Those of you who have known me for a long time know that Christmas Eve Day used to be my special holiday with my dad. We would go out for lunch and people-watch and maybe buy a last stocking stuffer or two (but maybe not). The important part was that we would spend time together talking over the year we’d had and the year to come. My dad talked to me about his work from the time I was in the late single digits, and took me seriously when I talked about mine, so he made space from very early on for me to talk about what I was hoping to do in my writing and what I thought I had done. And it was very cool and very useful, and I miss Dad but also I miss this.

I am really, really resistant to anyone acting as Substitute Dad. (No, more resistant than that. Seriously.) But as I said to T when I was talking about this earlier this season, “I don’t have special lunch with anybody else on Christmas Eve now…but I still have to eat lunch.” And that analogy is kind of where I am with the stock-taking part: I’m not going to have a special lunch with one other person to do this stuff, but it’s still really good for me from time to time to sit down and think about the big picture. From time to time.
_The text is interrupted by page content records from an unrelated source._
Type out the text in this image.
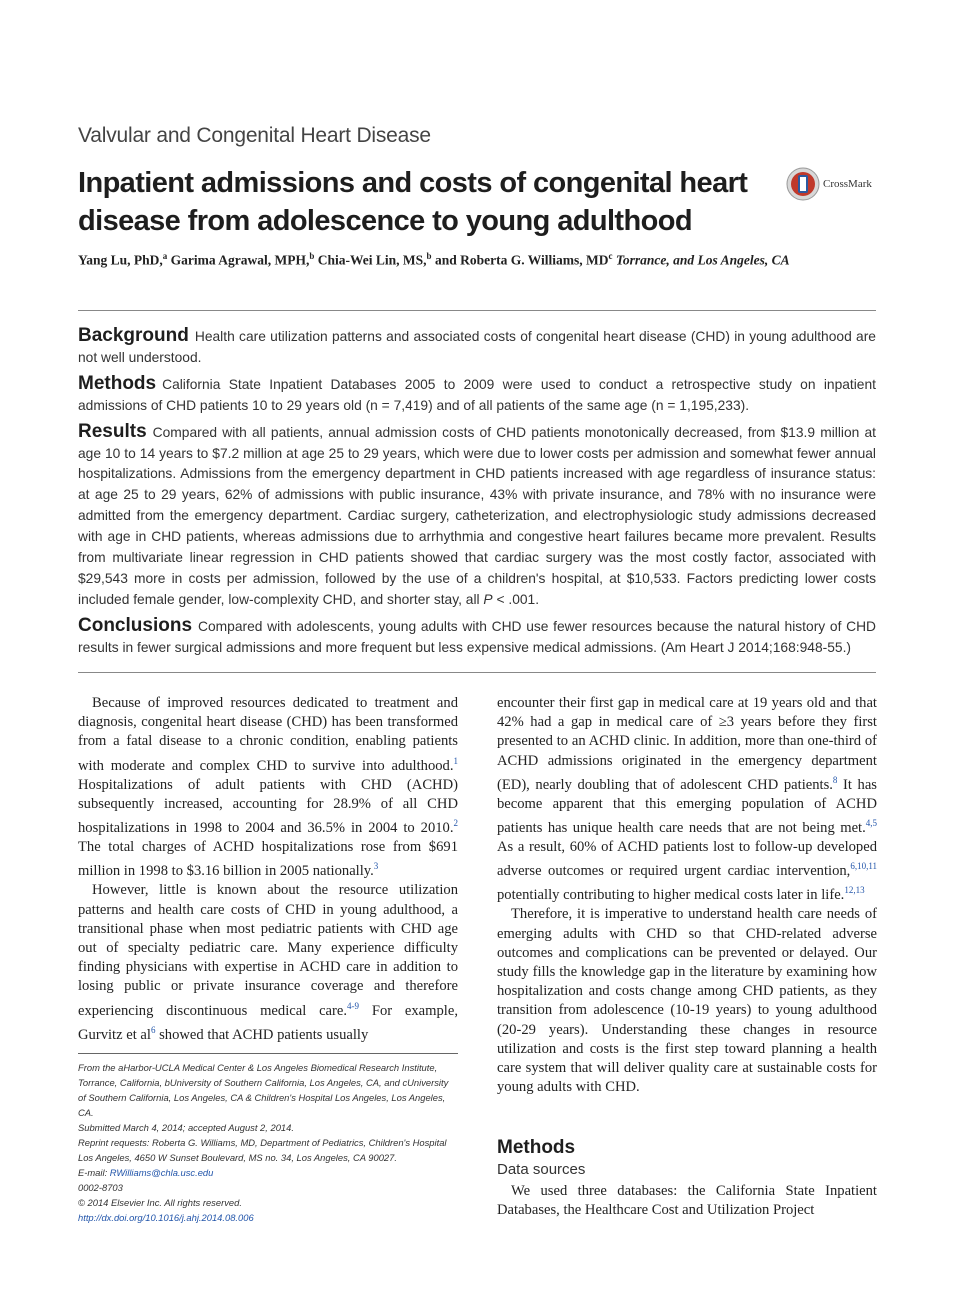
Valvular and Congenital Heart Disease
Inpatient admissions and costs of congenital heart disease from adolescence to young adulthood
CrossMark
Yang Lu, PhD,$^a$ Garima Agrawal, MPH,$^b$ Chia-Wei Lin, MS,$^b$ and Roberta G. Williams, $MD^c$ Torrance, and Los Angeles, CA

Background Health care utilization patterns and associated costs of congenital heart disease (CHD) in young adulthood are not well understood.

Methods California State Inpatient Databases 2005 to 2009 were used to conduct a retrospective study on inpatient admissions of CHD patients 10 to 29 years old (n = 7,419) and of all patients of the same age (n = 1,195,233).

Results Compared with all patients, annual admission costs of CHD patients monotonically decreased, from $13.9 million at age 10 to 14 years to $7.2 million at age 25 to 29 years, which were due to lower costs per admission and somewhat fewer annual hospitalizations. Admissions from the emergency department in CHD patients increased with age regardless of insurance status: at age 25 to 29 years, 62% of admissions with public insurance, 43% with private insurance, and 78% with no insurance were admitted from the emergency department. Cardiac surgery, catheterization, and electrophysiologic study admissions decreased with age in CHD patients, whereas admissions due to arrhythmia and congestive heart failures became more prevalent. Results from multivariate linear regression in CHD patients showed that cardiac surgery was the most costly factor, associated with $29,543 more in costs per admission, followed by the use of a children's hospital, at $10,533. Factors predicting lower costs included female gender, low-complexity CHD, and shorter stay, all P < .001.

Conclusions Compared with adolescents, young adults with CHD use fewer resources because the natural history of CHD results in fewer surgical admissions and more frequent but less expensive medical admissions. (Am Heart J 2014;168:948-55.)

Because of improved resources dedicated to treatment and diagnosis, congenital heart disease (CHD) has been transformed from a fatal disease to a chronic condition, enabling patients with moderate and complex CHD to survive into adulthood.$^1$ Hospitalizations of adult patients with CHD (ACHD) subsequently increased, accounting for 28.9% of all CHD hospitalizations in 1998 to 2004 and 36.5% in 2004 to 2010.$^2$ The total charges of ACHD hospitalizations rose from $691 million in 1998 to $3.16 billion in 2005 nationally.$^3$

However, little is known about the resource utilization patterns and health care costs of CHD in young adulthood, a transitional phase when most pediatric patients with CHD age out of specialty pediatric care. Many experience difficulty finding physicians with expertise in ACHD care in addition to losing public or private insurance coverage and therefore experiencing discontinuous medical care.$^{4-9}$ For example, Gurvitz et $al^6$ showed that ACHD patients usually

From the aHarbor-UCLA Medical Center & Los Angeles Biomedical Research Institute, Torrance, California, bUniversity of Southern California, Los Angeles, CA, and cUniversity of Southern California, Los Angeles, CA & Children's Hospital Los Angeles, Los Angeles, CA.
Submitted March 4, 2014; accepted August 2, 2014.
Reprint requests: Roberta G. Williams, MD, Department of Pediatrics, Children's Hospital Los Angeles, 4650 W Sunset Boulevard, MS no. 34, Los Angeles, CA 90027.
E-mail: RWilliams@chla.usc.edu
0002-8703
© 2014 Elsevier Inc. All rights reserved.
http://dx.doi.org/10.1016/j.ahj.2014.08.006

encounter their first gap in medical care at 19 years old and that 42% had a gap in medical care of ≥3 years before they first presented to an ACHD clinic. In addition, more than one-third of ACHD admissions originated in the emergency department (ED), nearly doubling that of adolescent CHD patients.$^8$ It has become apparent that this emerging population of ACHD patients has unique health care needs that are not being met.$^{4,5}$ As a result, 60% of ACHD patients lost to follow-up developed adverse outcomes or required urgent cardiac intervention,$^{6,10,11}$ potentially contributing to higher medical costs later in life.$^{12,13}$

Therefore, it is imperative to understand health care needs of emerging adults with CHD so that CHD-related adverse outcomes and complications can be prevented or delayed. Our study fills the knowledge gap in the literature by examining how hospitalization and costs change among CHD patients, as they transition from adolescence (10-19 years) to young adulthood (20-29 years). Understanding these changes in resource utilization and costs is the first step toward planning a health care system that will deliver quality care at sustainable costs for young adults with CHD.

Methods
Data sources

We used three databases: the California State Inpatient Databases, the Healthcare Cost and Utilization Project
Some friends were looking at doing prompts from year-end assessment projects, but when I looked at this, they were far more general life stuff than I wanted. I have no objection to taking stock of one’s life! Sometimes a great idea! But it’s not the same thing as looking at one’s creative work in specific. The two definitely inform each other, it’s just that the general-purpose “what travel plans do I have in 2023?” “who do I want to see more of in 2023?” questions feel like questions for a different time to me right now. Some of the cues for self-reflection and planning in a more general sense can be repurposed for a more focused one for creative work. But others just felt extraneous and beside the point.
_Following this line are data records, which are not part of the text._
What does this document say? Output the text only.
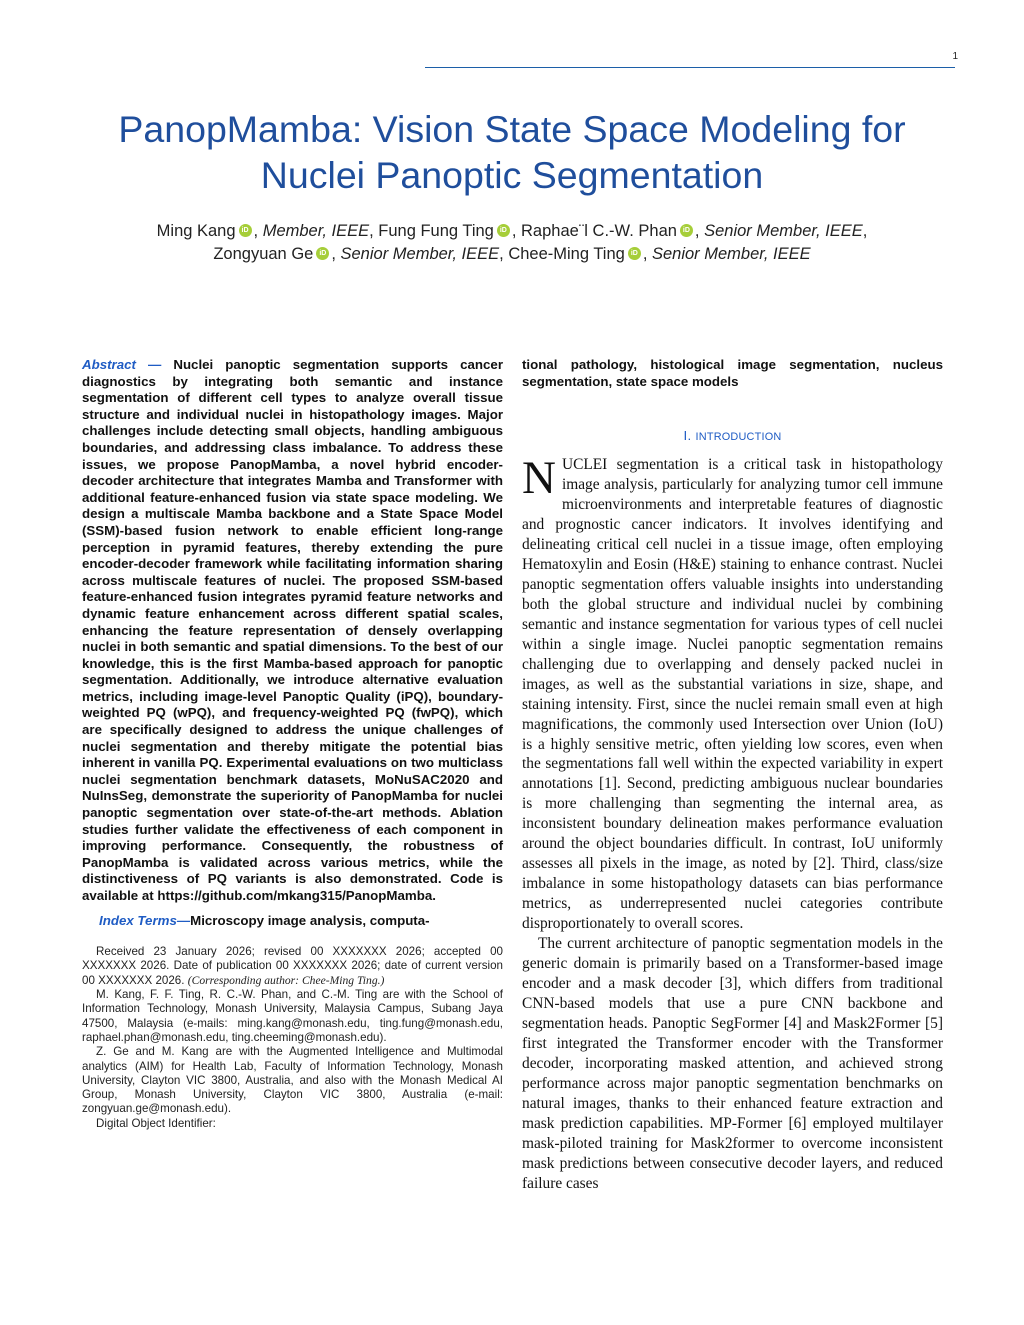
1
PanopMamba: Vision State Space Modeling for
Nuclei Panoptic Segmentation
Ming Kang iD , Member, IEEE, Fung Fung Ting iD , Raphae¨l C.-W. Phan iD , Senior Member, IEEE,
Zongyuan Ge iD , Senior Member, IEEE, Chee-Ming Ting iD , Senior Member, IEEE

Abstract — Nuclei panoptic segmentation supports cancer diagnostics by integrating both semantic and instance segmentation of different cell types to analyze overall tissue structure and individual nuclei in histopathology images. Major challenges include detecting small objects, handling ambiguous boundaries, and addressing class imbalance. To address these issues, we propose PanopMamba, a novel hybrid encoder-decoder architecture that integrates Mamba and Transformer with additional feature-enhanced fusion via state space modeling. We design a multiscale Mamba backbone and a State Space Model (SSM)-based fusion network to enable efficient long-range perception in pyramid features, thereby extending the pure encoder-decoder framework while facilitating information sharing across multiscale features of nuclei. The proposed SSM-based feature-enhanced fusion integrates pyramid feature networks and dynamic feature enhancement across different spatial scales, enhancing the feature representation of densely overlapping nuclei in both semantic and spatial dimensions. To the best of our knowledge, this is the first Mamba-based approach for panoptic segmentation. Additionally, we introduce alternative evaluation metrics, including image-level Panoptic Quality (iPQ), boundary-weighted PQ (wPQ), and frequency-weighted PQ (fwPQ), which are specifically designed to address the unique challenges of nuclei segmentation and thereby mitigate the potential bias inherent in vanilla PQ. Experimental evaluations on two multiclass nuclei segmentation benchmark datasets, MoNuSAC2020 and NuInsSeg, demonstrate the superiority of PanopMamba for nuclei panoptic segmentation over state-of-the-art methods. Ablation studies further validate the effectiveness of each component in improving performance. Consequently, the robustness of PanopMamba is validated across various metrics, while the distinctiveness of PQ variants is also demonstrated. Code is available at https://github.com/mkang315/PanopMamba.

Index Terms—Microscopy image analysis, computa-

Received 23 January 2026; revised 00 XXXXXXX 2026; accepted 00 XXXXXXX 2026. Date of publication 00 XXXXXXX 2026; date of current version 00 XXXXXXX 2026. (Corresponding author: Chee-Ming Ting.)

M. Kang, F. F. Ting, R. C.-W. Phan, and C.-M. Ting are with the School of Information Technology, Monash University, Malaysia Campus, Subang Jaya 47500, Malaysia (e-mails: ming.kang@monash.edu, ting.fung@monash.edu, raphael.phan@monash.edu, ting.cheeming@monash.edu).

Z. Ge and M. Kang are with the Augmented Intelligence and Multimodal analytics (AIM) for Health Lab, Faculty of Information Technology, Monash University, Clayton VIC 3800, Australia, and also with the Monash Medical AI Group, Monash University, Clayton VIC 3800, Australia (e-mail: zongyuan.ge@monash.edu).

Digital Object Identifier:

tional pathology, histological image segmentation, nucleus segmentation, state space models

I. INTRODUCTION

NUCLEI segmentation is a critical task in histopathology image analysis, particularly for analyzing tumor cell immune microenvironments and interpretable features of diagnostic and prognostic cancer indicators. It involves identifying and delineating critical cell nuclei in a tissue image, often employing Hematoxylin and Eosin (H&E) staining to enhance contrast. Nuclei panoptic segmentation offers valuable insights into understanding both the global structure and individual nuclei by combining semantic and instance segmentation for various types of cell nuclei within a single image. Nuclei panoptic segmentation remains challenging due to overlapping and densely packed nuclei in images, as well as the substantial variations in size, shape, and staining intensity. First, since the nuclei remain small even at high magnifications, the commonly used Intersection over Union (IoU) is a highly sensitive metric, often yielding low scores, even when the segmentations fall well within the expected variability in expert annotations [1]. Second, predicting ambiguous nuclear boundaries is more challenging than segmenting the internal area, as inconsistent boundary delineation makes performance evaluation around the object boundaries difficult. In contrast, IoU uniformly assesses all pixels in the image, as noted by [2]. Third, class/size imbalance in some histopathology datasets can bias performance metrics, as underrepresented nuclei categories contribute disproportionately to overall scores.

The current architecture of panoptic segmentation models in the generic domain is primarily based on a Transformer-based image encoder and a mask decoder [3], which differs from traditional CNN-based models that use a pure CNN backbone and segmentation heads. Panoptic SegFormer [4] and Mask2Former [5] first integrated the Transformer encoder with the Transformer decoder, incorporating masked attention, and achieved strong performance across major panoptic segmentation benchmarks on natural images, thanks to their enhanced feature extraction and mask prediction capabilities. MP-Former [6] employed multilayer mask-piloted training for Mask2former to overcome inconsistent mask predictions between consecutive decoder layers, and reduced failure cases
This is all a work in progress. I’m not done with this yet, and some prompts worked better for me in this moment than others. But here’s what I ended up with, in case it helps anyone else. I found that it works better for me to be as concrete and as specific in my answers as possible and to limit myself to things that I can do, not things other people might do or reactions other people might have. Here you go:
What do I trust in my work
What am I proud of in this year’s work
Where do I want to be brave in next year’s work
Where will I draw energy for next year’s work
What will I love in next year’s work
One big dream for my work next year [this is one where it’s easy not to be concrete/specific, and useful to fight that urge]
What was fun this year
What kind of fun do I want to have next year
Best thing I discovered about my work
What I want to write (subcategories: poetry, nonfiction, fiction)
For each item on my project list: how do I feel about this project right now? What do I need in order to make progress on it? What do I need in order to make it feel really great?

I am sometimes extremely resistant to doing this. I have written two new short stories and two poems this week as acts of avoidance of doing this. That’s no bad thing: now I have four new things I’ve written that I had not written last week. More of this may happen before I’ve finished the prompt list. That’s okay. I’m patient, by which I mean I’m stubborn. And if this doesn’t work, I’ll try something different.